16/11/2007
Championnats du monde individuel AIDA
• AIDA : Association Internationale pour le Développement de l’Apnée
http://www.aidafrance.org
J'ai participé à cette compétition qui a réuni plus de 100 athlètes à Sharm El Sheikh, en Mer Rouge (Egypte) du 23 Octobre au 3 Novembre dernier.
2 disciplines: le poids constant avec palme (en monopalme); le poids constant sans palme (en brasse).
2 classements plus que satisfaisant pour moi: 11ème et 6ème (resp. sur 28 et 25 filles)
2 profondeurs assurées lors de mes performances officielles: -50m et -33m
2 photos:


Je tiens à remercier Jacques Liebert (et sa société: IDEM) pour son soutien financier et ses encouragements moraux!

Merci beaucoup à Morgan Bourc'His pour son amitié & ses entraînements qui ont portés leurs fruits; Bravo à lui pour ses jolies perf.!!!
Bulleusement vôtre,
SOLN
21:15 | Lien permanent | Commentaires (0)
La Grande Bleue et moi, ou, Réflexion sur ma pratique de l'apnée
Comment exprimer les sensations que me procure l'apnée?... Comment les exposer au commun des terriens? Il est impossible à un non-apnéiste d'imaginer correctement le monde dans lequel je me trouve plongée lorsque je descends vers les fonds des mers.

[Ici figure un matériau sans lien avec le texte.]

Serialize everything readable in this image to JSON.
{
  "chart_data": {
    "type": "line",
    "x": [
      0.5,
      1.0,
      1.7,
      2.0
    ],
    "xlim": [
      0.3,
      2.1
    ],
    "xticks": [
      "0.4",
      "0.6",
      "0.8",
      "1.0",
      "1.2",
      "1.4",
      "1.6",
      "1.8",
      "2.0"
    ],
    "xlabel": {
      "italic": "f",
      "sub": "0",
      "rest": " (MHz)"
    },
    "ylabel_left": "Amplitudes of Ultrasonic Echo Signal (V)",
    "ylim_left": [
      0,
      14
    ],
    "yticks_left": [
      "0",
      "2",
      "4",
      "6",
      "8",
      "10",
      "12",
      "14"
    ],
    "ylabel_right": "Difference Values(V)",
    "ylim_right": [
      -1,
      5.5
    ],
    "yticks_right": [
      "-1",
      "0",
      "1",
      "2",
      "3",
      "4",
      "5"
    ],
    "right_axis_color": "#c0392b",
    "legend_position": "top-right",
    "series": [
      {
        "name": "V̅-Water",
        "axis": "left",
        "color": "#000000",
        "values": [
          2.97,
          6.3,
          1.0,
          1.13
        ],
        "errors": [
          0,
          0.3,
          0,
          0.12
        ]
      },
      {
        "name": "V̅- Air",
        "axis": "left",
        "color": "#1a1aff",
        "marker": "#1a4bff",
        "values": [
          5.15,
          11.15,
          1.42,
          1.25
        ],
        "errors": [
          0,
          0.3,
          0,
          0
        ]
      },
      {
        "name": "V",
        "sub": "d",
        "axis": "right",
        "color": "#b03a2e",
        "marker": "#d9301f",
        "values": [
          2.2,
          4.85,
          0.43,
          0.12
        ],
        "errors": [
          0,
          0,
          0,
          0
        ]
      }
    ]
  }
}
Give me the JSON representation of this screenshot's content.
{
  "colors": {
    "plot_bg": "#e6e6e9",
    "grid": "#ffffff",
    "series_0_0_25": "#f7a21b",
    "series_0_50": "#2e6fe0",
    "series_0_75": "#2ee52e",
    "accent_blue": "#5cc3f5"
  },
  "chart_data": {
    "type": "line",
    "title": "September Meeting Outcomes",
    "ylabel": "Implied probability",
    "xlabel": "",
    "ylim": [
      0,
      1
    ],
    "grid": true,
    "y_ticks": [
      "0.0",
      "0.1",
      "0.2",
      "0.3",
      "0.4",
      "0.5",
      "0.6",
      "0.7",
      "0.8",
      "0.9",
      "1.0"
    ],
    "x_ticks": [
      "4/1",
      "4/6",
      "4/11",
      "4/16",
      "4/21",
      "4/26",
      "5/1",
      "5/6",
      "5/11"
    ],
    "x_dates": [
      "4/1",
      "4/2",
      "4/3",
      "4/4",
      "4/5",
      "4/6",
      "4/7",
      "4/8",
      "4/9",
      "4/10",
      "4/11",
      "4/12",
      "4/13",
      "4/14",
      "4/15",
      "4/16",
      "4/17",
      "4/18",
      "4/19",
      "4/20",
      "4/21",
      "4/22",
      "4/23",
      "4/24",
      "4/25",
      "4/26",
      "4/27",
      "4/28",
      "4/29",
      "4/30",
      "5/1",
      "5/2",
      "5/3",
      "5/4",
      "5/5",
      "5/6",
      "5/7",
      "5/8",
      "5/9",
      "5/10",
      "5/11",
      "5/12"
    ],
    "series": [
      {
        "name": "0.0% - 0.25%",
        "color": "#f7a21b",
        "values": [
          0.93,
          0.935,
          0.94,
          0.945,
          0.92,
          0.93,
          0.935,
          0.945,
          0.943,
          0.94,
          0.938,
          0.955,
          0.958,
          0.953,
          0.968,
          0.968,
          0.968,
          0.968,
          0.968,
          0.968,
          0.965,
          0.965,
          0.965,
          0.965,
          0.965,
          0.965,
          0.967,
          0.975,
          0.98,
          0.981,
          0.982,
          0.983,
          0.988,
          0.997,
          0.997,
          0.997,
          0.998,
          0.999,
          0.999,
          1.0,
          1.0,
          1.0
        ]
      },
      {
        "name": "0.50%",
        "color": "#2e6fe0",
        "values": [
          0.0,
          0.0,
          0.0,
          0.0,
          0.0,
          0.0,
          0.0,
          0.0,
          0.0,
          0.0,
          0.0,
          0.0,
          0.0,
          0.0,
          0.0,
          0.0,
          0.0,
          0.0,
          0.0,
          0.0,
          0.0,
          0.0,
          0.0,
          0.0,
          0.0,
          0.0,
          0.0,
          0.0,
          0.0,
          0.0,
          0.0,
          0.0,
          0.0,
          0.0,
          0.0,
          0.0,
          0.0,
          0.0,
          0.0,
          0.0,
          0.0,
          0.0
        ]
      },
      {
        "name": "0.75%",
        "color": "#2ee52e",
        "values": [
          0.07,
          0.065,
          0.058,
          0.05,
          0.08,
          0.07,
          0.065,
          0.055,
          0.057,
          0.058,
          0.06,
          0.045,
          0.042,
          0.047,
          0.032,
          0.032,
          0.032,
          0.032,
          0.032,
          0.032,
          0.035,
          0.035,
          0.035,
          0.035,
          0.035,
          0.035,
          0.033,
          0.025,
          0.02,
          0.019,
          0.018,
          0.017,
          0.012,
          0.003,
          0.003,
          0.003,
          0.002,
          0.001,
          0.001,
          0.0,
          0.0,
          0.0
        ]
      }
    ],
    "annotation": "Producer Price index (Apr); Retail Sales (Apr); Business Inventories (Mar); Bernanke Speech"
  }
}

Ce n'est pas juste le monde subaquatique, celui-là des milliers de plongeurs en bouteille l'ont expérimenté et peuvent vous le rapporter. Non, le monde dans lequel je m'immerge est tout autre. Vous vous dites sûrement : « Elle exagère, c'est simple de mettre des mots et de transcrire le monde aquatique... regardez Cousteau, le Monde du Silence a bien permis au grand public de se faire une idée des abysses jusqu'alors inconnues! Alors pourquoi l'apnée serait-elle différente? »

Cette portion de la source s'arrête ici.